Frequently Asked Questions
Many of the landowners who sell to Renewa take advantage of the current long-term capital gains rates. They pay 15%-20% of the lump sum in taxes and reinvest the remainder into an asset class that outpaces inflation. Others use the lump sum to purchase more land, a second home or commercial property through a 1031 tax-free exchange. Both options can achieve a potential greater return than simply holding on to your annual lease payments.
In some cases, the ground lease contains a confidentiality provision. However, most confidentiality provisions allow you to share the information with a potential purchaser. If you are interested in Renewa’s offer but are concerned about potential confidentiality issues, Renewa will work with you and your current operator to help alleviate any concerns.
Renewa is not interested in purchasing the wind rights associated with your property and is not offering to sever your wind rights. Renewa works with renewable operators to ensure your interests are transferred properly.
On paper, Renewa’s offer looks to be less than what you could make over the term of your lease by holding on to your annual payments. However, your lease gives the operator the right to shut down the project at any time.
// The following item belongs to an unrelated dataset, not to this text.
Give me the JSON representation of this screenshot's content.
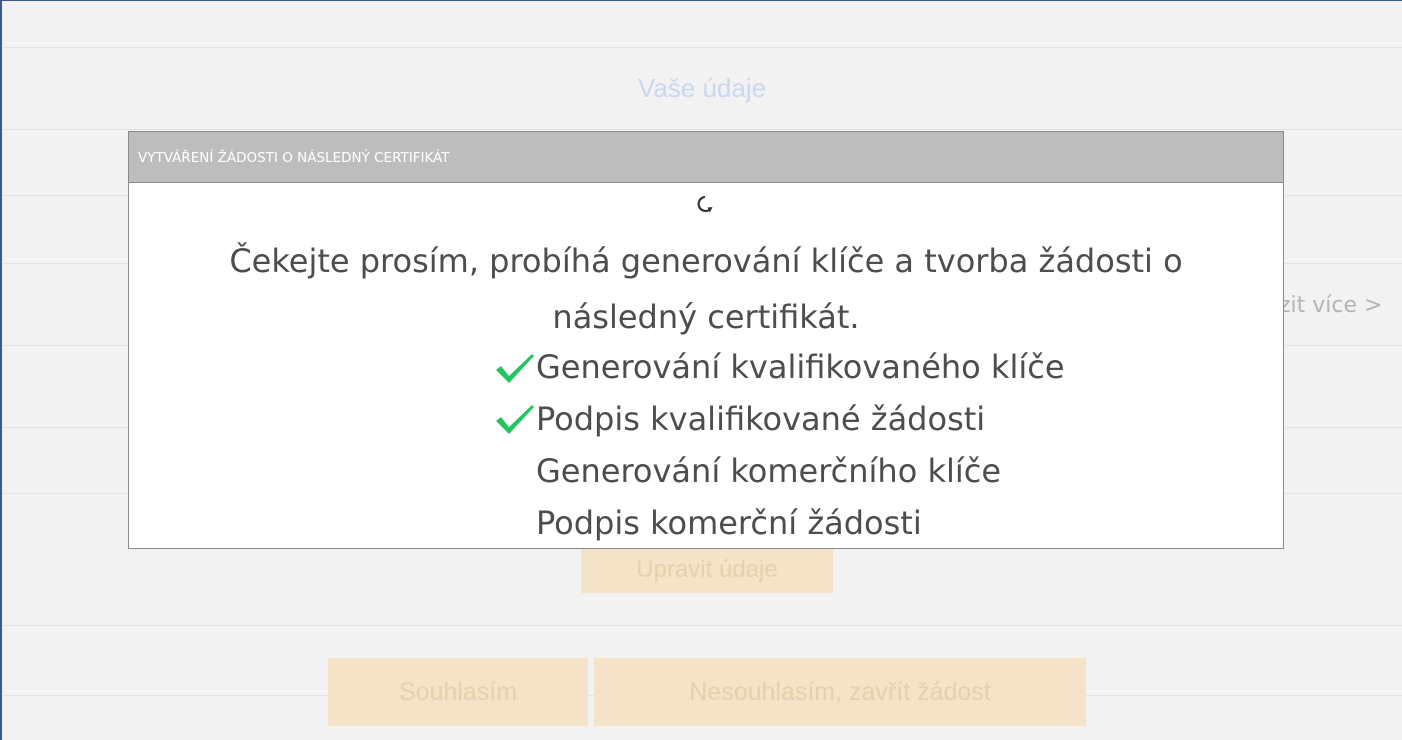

Another important factor to consider, inflation is currently at a 40-year high. Royalty escalation rates in renewable energy ground leases typically do not outpace the expected rate of inflation. Over the life of the lease, taxes and inflation can reduce the purchasing power of your rental payments by over 50%.
Renewa can present a firm offer within five business days of reviewing the executed ground lease and most recent rent statement. Renewa can close within 30-45 days of reaching an agreement.